Sorting Algorithm - Merge Sort
Merge Sort is a comparison algorithm that tries to sort the dataset by a Divide And Conquer method. The performance of this algorithm is $O(n*log(n))$.
How
We start by splitting the array up into separate elements, then we start by merging pairs together and we make sure that the smallest element is always on the left (this makes sure that our first index on the end is correct too). If the array start getting bigger then 2 elements, then we join those larger arrays by going through their elements one by one and putting the smallest one first.
For the implementation check paragraph §5.4
.
Advantages and Disadvantages
Advantages
- Stable
- $\Theta(n*lg(n))$ Performance
- Doesn't need random access to data
Disadvantages
- Not adaptive
- $\Theta(n)$ extra space normal
- $\Theta(lg(n))$ Extra space for LinkedLists
Performance
|Worst Case|Average Case|Best Case| |-|-|-| |O(n log n)|O(n log n)|O(n log n)|
For the performance of merge sort we will go out from the assumption that $n = 2^k$. This is because we can then split the table in 2 every time.
$T(n) = 2T(n / 2) + cn$
cn stands for the number of operations needed for merging. This is because merging 2 sub tables is $\Theta(n1 + n2)$. Now to solve this equation we will just divide both terms by n.
$$\frac{T(n)}{n} = \frac{T(n / 2)}{n / 2} + c$$
And we keep on doing this (recursion) because we need the table to become 1 element big.

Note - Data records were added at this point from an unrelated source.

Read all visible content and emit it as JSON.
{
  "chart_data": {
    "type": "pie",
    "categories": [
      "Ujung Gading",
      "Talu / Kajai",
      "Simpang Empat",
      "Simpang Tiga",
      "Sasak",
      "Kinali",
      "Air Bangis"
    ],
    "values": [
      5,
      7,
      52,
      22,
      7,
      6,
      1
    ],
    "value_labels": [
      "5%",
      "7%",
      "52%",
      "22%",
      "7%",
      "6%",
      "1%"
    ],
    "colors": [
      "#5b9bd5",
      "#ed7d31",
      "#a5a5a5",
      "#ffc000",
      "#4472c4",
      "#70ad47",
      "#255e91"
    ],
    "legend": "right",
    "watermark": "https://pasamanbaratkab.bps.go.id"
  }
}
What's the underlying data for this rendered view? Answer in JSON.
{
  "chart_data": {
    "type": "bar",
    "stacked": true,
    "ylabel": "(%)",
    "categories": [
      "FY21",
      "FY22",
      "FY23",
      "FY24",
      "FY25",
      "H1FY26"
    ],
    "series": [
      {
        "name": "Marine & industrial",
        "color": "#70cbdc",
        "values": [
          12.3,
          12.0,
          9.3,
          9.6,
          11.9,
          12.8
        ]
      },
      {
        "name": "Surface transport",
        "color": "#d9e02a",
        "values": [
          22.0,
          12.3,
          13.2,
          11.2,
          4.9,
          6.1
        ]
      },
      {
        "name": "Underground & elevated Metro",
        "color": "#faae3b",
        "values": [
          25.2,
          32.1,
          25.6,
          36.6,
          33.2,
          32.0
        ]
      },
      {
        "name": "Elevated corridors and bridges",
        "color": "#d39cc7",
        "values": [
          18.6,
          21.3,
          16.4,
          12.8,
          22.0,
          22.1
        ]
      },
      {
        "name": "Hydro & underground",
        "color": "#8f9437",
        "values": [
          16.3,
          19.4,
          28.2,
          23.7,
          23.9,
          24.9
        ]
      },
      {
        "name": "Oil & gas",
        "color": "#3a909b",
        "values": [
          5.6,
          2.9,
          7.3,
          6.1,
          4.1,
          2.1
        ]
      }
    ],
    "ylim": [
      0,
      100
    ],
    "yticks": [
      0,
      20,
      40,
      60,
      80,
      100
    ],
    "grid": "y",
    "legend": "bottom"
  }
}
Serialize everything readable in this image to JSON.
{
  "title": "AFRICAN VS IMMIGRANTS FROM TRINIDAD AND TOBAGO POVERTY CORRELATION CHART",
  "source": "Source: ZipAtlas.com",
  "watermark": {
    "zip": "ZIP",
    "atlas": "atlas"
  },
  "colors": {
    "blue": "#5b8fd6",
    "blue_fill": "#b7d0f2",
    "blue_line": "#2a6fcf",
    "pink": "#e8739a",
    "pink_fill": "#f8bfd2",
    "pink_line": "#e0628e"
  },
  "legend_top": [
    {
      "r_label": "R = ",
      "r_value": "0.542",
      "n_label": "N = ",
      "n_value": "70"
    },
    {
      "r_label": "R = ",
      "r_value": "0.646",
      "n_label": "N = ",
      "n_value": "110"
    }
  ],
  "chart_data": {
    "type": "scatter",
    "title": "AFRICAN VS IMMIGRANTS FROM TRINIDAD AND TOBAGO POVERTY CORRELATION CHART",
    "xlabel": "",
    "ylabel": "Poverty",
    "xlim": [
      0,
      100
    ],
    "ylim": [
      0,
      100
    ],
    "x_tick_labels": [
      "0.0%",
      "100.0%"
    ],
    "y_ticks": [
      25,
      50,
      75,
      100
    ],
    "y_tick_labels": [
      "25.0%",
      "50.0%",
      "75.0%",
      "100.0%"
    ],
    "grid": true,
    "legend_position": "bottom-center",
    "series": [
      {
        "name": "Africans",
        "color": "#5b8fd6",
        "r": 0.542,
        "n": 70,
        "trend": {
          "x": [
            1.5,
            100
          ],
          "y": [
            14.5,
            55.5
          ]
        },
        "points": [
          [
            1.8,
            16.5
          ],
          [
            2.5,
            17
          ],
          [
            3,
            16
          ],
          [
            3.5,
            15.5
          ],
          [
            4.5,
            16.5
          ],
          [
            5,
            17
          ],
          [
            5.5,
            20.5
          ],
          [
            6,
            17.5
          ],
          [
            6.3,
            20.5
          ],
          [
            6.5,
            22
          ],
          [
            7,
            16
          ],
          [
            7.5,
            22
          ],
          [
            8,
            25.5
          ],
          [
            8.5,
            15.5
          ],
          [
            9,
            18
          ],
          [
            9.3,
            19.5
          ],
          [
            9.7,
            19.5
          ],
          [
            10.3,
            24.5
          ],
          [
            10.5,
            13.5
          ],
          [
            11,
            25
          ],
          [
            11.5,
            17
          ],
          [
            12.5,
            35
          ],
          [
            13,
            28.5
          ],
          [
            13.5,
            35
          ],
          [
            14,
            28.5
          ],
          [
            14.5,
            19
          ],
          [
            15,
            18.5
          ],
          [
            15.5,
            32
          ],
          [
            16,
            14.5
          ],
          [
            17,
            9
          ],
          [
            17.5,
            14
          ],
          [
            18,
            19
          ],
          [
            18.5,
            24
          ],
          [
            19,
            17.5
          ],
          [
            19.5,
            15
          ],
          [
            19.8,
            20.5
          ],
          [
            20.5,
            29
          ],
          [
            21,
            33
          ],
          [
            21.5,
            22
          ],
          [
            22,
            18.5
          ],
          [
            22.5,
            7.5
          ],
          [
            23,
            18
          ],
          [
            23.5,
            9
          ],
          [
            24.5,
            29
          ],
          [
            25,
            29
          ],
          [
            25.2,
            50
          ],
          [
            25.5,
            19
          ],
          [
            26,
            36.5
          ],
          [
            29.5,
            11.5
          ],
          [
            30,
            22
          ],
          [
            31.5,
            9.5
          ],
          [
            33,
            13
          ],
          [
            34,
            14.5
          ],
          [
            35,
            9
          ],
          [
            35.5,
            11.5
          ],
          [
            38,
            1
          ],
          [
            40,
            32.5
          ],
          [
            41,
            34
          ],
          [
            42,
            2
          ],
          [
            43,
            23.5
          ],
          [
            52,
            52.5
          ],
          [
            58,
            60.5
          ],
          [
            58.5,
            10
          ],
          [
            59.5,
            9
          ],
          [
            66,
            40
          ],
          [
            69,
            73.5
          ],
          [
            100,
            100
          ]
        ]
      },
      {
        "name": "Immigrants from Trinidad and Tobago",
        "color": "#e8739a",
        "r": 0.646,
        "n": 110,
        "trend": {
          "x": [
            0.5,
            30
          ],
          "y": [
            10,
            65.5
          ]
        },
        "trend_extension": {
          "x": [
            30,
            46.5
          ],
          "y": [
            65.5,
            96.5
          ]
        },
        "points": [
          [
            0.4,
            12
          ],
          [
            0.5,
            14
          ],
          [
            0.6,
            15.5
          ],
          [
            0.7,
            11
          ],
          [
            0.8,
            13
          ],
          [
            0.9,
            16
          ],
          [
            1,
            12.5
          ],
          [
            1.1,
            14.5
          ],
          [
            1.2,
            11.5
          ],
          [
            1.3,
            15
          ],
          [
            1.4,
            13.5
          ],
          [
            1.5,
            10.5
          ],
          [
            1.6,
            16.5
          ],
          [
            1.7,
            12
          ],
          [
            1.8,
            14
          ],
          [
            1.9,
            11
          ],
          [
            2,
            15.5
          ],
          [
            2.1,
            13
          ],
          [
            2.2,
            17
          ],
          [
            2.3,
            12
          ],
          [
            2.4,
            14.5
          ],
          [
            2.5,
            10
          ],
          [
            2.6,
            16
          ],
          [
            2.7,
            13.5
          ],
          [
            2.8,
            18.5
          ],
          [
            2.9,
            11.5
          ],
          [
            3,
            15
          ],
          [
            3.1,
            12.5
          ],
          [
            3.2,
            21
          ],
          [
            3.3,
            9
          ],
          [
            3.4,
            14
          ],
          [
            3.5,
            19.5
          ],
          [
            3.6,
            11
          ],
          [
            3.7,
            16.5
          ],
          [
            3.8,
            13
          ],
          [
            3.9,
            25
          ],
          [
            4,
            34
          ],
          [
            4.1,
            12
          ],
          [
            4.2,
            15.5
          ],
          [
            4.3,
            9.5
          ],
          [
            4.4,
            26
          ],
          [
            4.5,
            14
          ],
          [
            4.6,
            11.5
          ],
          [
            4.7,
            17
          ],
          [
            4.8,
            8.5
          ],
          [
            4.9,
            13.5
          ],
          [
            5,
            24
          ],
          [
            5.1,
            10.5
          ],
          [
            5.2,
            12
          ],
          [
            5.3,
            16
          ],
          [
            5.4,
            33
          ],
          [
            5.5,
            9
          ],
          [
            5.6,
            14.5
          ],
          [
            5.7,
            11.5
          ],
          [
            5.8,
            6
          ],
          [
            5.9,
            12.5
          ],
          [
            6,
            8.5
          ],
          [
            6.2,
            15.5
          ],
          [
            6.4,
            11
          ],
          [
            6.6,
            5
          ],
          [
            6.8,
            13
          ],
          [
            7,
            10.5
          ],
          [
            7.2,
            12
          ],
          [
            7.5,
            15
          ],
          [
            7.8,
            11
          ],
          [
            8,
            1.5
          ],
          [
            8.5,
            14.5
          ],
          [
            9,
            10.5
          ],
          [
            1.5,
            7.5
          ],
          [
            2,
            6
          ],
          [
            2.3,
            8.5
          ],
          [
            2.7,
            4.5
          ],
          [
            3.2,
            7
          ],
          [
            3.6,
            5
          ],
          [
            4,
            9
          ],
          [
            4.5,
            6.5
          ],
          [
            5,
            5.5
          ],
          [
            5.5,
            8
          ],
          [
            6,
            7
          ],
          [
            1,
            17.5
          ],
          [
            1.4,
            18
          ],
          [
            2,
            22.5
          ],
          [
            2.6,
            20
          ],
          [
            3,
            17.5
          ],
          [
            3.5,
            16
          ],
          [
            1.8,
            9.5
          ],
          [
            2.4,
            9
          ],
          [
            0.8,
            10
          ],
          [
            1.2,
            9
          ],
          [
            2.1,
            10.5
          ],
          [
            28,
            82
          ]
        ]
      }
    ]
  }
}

$$\frac{T(n/2)}{n/2} = \frac{T(n / 4)}{n / 4} + c$$ $$\frac{T(n/4)}{n/4} = \frac{T(n / 8)}{n / 8} + c$$ $$\frac{T(2)}{2} = \frac{T(1)}{1} + c$$
On the end we just add them both together and we get:
$$\frac{T(n)}{n} = T(1) + ck$$
Because $$T(1)$$ is a constant we can say that $T(n) = O(n*lg(n))$. Also when n is not a power of 2, then we get the same result.
Implementation
Implementing this algorithm is not so hard if you know how to, you need to keep 2 methods in mind:
- Merge (Combines 2 arrays with each other)
- MergeSort (Main method, accepts a dataset, splits it and calls this method for those 2 splitted parts)
Then just recursively call MergeSort and you are done.
C++ Code
void merge(vector &v, const vector &left, const vector &right) const {
// We will save our merged array here
vector result;
// Create indexes for the 2 arrays
int idxLeft = 0;
int idxRight = 0;
// Make sure we are not at the end of one of the arrays, else we can't compare
while (idxLeft < left.size() && idxRight < right.size()) {
if (left[idxLeft] < right[idxRight]) {
result.push_back(left[idxLeft]);
idxLeft++;
} else {
result.push_back(right[idxRight]);
idxRight++;
}
}
// Add remaining elements
while (idxLeft < left.size()) {
result.push_back(left[idxLeft]);
idxLeft++;
}
while (idxRight < right.size()) {
result.push_back(right[idxRight]);
idxRight++;
}
// Set our vector on the result
v = result;
};
void merge_sort(vector &v) const {
// Stop running recursively once we have 1 element!
if (v.size() == 1) {
return;
}
// Find the middle element
vector::iterator middle = v.begin() + (v.size() / 2);
// Create our 2 sub arrays
vector left(v.begin(), middle);
vector right(middle, v.end());
// Recursively call MergeSort again, needed for the left and right
merge_sort(left);
merge_sort(right);
// Merge the left and the right array
merge(v, left, right);
}
1.5.5. Benchmark
| | 100 | 1.000 | 10.000 | 100.000 | 1.000.000 |-|-|-|-|-|-| |Random Elements|0.000163|0.001637|0.018098|0.19313|2.01314 |Ascending Elements|0.000145|0.001474|0.016712|0.172718|1.85952 |Descending Elements|0.00015|0.001472|0.016825|0.173975|1.84874
1.5.6. Conclusion
When sorting a Linked List Mergesort is the best choice, however for normal arrays it is better to use other algorithms such as heap sort (which requires less space) or quicksort.